Empresas e Empresários Defendem Legitimidade das Transações
Quando abordados pela reportagem, os empresários e representantes das empresas que realizaram as transferências financeiras alegaram que as contratações estavam dentro da legalidade, relacionadas a serviços de segurança privada e negaram qualquer vínculo com atividades ilícitas. Até o momento, nenhuma das empresas foi formalmente denunciada, embora seus nomes apareçam nas investigações em andamento.
As autoridades continuam a investigar se os pagamentos feitos poderiam ter sido utilizados para financiar ações de intimidação, proteção armada de propriedades ou apoio em disputas de terras. A situação é complexa, refletindo um cenário de violência e tensão no campo.
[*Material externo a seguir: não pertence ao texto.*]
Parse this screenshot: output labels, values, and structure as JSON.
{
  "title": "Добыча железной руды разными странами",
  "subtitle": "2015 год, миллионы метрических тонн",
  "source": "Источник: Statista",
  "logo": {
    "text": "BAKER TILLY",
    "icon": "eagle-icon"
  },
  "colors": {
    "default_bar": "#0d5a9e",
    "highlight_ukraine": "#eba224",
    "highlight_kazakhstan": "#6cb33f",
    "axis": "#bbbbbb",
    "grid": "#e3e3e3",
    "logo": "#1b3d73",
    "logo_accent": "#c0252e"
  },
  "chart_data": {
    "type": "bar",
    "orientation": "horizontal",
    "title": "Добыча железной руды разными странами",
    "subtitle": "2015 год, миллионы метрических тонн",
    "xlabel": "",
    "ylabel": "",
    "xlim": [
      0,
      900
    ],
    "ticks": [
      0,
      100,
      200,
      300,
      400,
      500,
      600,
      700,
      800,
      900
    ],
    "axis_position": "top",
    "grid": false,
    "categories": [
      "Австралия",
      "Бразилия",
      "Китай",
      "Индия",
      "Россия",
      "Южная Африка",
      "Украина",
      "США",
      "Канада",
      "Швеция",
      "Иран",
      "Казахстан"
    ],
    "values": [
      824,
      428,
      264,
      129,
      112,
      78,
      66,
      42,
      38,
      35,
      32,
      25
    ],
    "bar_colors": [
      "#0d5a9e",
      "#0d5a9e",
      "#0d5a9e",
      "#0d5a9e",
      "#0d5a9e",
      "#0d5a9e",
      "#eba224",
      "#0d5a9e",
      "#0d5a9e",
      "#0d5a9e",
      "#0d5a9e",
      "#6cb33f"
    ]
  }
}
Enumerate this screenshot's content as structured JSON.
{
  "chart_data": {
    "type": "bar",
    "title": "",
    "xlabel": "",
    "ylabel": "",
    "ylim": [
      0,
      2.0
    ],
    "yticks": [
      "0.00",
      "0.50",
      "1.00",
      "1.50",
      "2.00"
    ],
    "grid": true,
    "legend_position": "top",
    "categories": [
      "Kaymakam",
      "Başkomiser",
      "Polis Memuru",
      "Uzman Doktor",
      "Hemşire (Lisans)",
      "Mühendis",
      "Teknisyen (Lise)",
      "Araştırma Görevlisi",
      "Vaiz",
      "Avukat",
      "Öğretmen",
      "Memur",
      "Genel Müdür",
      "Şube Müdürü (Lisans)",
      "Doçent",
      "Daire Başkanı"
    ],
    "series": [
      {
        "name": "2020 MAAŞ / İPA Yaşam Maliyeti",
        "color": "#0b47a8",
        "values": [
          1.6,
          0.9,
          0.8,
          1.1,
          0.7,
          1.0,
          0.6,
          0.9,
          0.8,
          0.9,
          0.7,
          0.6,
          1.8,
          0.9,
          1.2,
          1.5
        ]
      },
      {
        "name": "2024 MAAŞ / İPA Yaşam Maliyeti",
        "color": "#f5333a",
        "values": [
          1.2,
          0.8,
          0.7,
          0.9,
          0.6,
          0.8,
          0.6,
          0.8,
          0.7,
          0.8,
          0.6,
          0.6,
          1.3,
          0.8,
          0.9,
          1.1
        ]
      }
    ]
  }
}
Violência e Conflitos Fundiários na Região
Atualmente, Carlos Erlani Gonçalves dos Santos responde a dois processos judiciais distintos. O primeiro trata da atuação violenta do grupo armado, que, segundo o MPBA, teria cometido ameaças, agressões e sequestros contra pessoas envolvidas em disputas por terras. O segundo processo investiga o fluxo financeiro da empresa de segurança vinculada ao ex-policial, destacando que suas movimentações financeiras são “absolutamente incompatíveis” com sua renda declarada.
A defesa de Erlani argumenta que ele não cometeu irregularidades e sustenta que suas atividades eram legítimas. Contudo, a preocupação com a violência no campo é crescente, especialmente considerando que o oeste da Bahia se tornou um dos principais polos de produção agrícola do Brasil. Essa expansão tem sido acompanhada por intensificação de conflitos agrários e investigações sobre grilagem de terras.
Desafios Estruturais e Institucionais na Região
A Operação Terra Justa, que investiga Carlos Erlani, revela um quadro mais amplo de conflitos fundiários que afetam comunidades tradicionais e pequenos produtores. A expansão do agronegócio no oeste da Bahia, particularmente na região do Matopiba, trouxe crescimento econômico, mas também um aumento significativo nas disputas por terras. Historicamente, essa região é marcada por conflitos e a presença de milícias armadas, utilizadas para intimidar e expulsar comunidades que ocupam as áreas disputadas.
As investigações atuais, que buscam esclarecer as ligações entre segurança privada e disputas territoriais, são fundamentais para desmantelar as estruturas que perpetuam a violência no campo. A capacidade do Estado em investigar crimes organizados se torna imprescindível para enfrentar simultaneamente a violência direta e as redes empresariais que sustentam essas práticas ilícitas.